This is article 16 in the Big Data series. Introduces HiveServer2 deployment configuration and how to use Beeline client for remote connections.
Complete illustrated version: CSDN Original | Juejin
What is HiveServer2
HiveServer2 (HS2) is a service component provided by Hive that allows remote clients to execute SQL queries via Thrift protocol and return results, supporting cross-platform and cross-language access.
Core features:
- Provides JDBC/ODBC SQL interface
- Supports multiple client concurrent connections with session isolation
- Supports Kerberos, LDAP and other authentication methods
- Integrates with YARN/LLAP for resource management
- Default ports: 10000 (Thrift), 10002 (Web UI)
Configuration Steps
1. Configure Hadoop Proxy User
HiveServer2 needs to submit jobs as proxy user. Add to core-site.xml on all nodes:
<property>
<name>hadoop.proxyuser.root.hosts</name>
<value>*</value>
</property>
<property>
<name>hadoop.proxyuser.root.groups</name>
<value>*</value>
</property>
2. Enable WebHDFS
Enable WebHDFS support in hdfs-site.xml:
<property>
<name>dfs.webhdfs.enabled</name>
<value>true</value>
</property>
3. Configure hive-site.xml
<property>
<name>hive.server2.thrift.port</name>
<value>10000</value>
</property>
<property>
<name>hive.server2.authentication</name>
<value>NONE</value>
</property>
After configuration changes, need to restart HDFS and YARN to take effect.
Start HiveServer2
Start HiveServer2 on master node (h121):
nohup hiveserver2 &
Verify service is listening on port 10000:
lsof -i:10000
You can also visit http://h121:10002 to view Web UI and confirm service status.

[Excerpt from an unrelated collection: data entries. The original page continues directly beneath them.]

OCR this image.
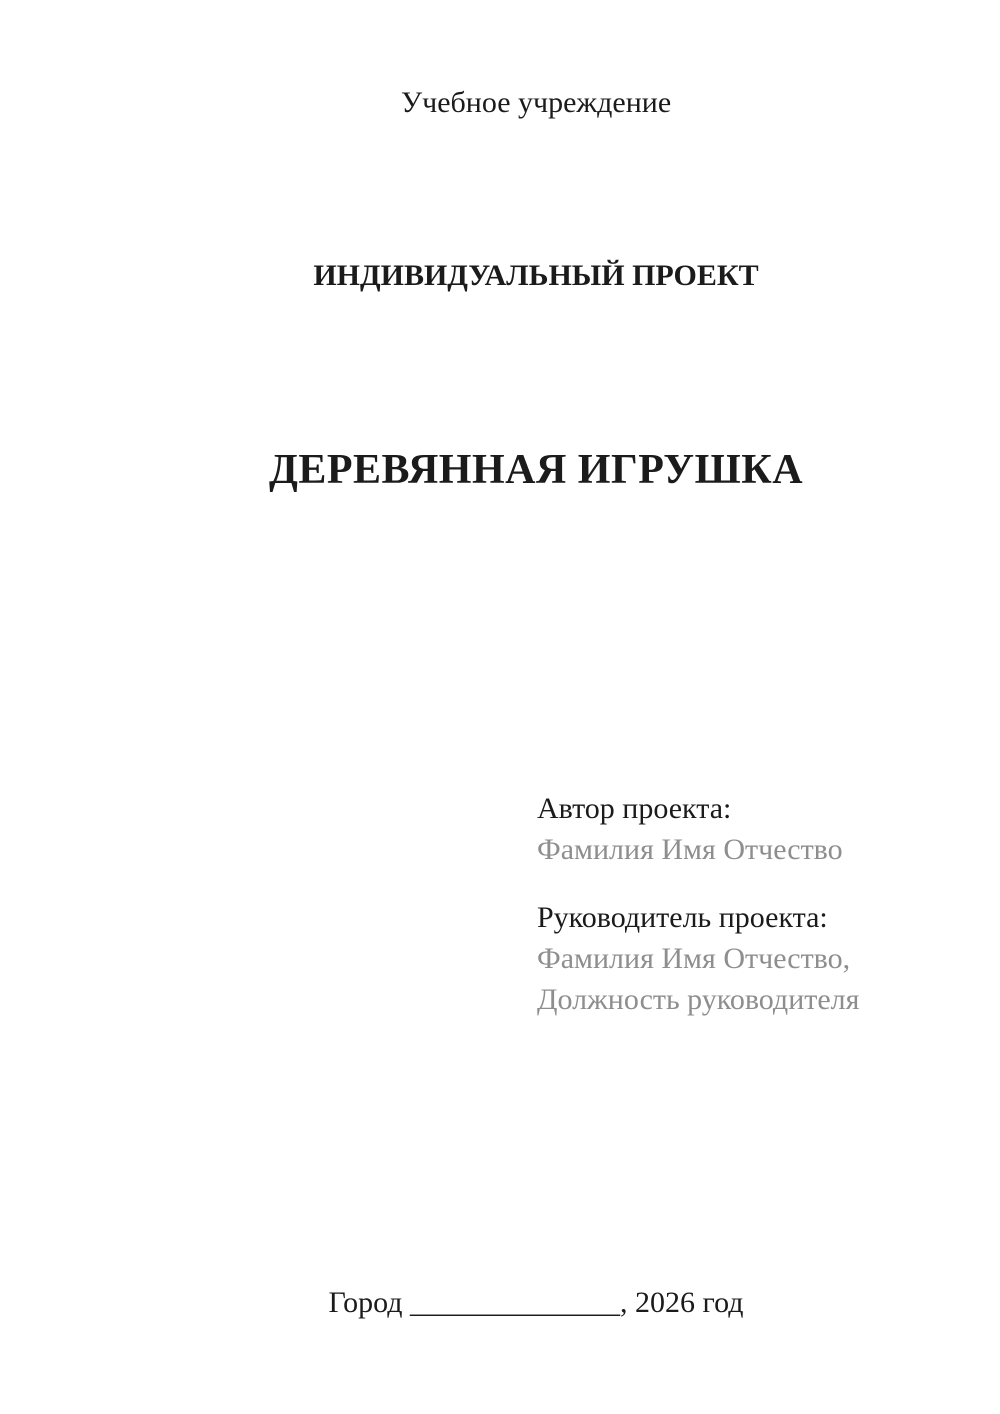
Учебное учреждение
ИНДИВИДУАЛЬНЫЙ ПРОЕКТ
ДЕРЕВЯННАЯ ИГРУШКА
Автор проекта:
Фамилия Имя Отчество
Руководитель проекта:
Фамилия Имя Отчество,
Должность руководителя
Город ______________, 2026 год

Use Beeline for Remote Connection
Beeline is HiveServer2’s official command-line client, supports remote connection from any node. Example connecting from h122 to HiveServer2 on h121:
beeline
!connect jdbc:hive2://h121.wzk.icu:10000
Enter username (e.g., root) and password (can be empty). After successful connection, execute HQL:
show databases;
use default;
show tables;
select * from test limit 10;
Introduction to HCatalog
HCatalog is a table storage management layer built on Hive Metastore, exposing Hive metadata to compute frameworks like MapReduce, Pig, and Spark. Benefits of using HCatalog:
- Don’t need to care about underlying data format (ORC, Parquet, TextFile)
- Support selective reading by partition and fields, don’t need to scan entire table
- Unified access to same data across multiple compute engines
HCatalog installs with Hive, no additional deployment needed. After enabling, can use hcat command-line tool to operate.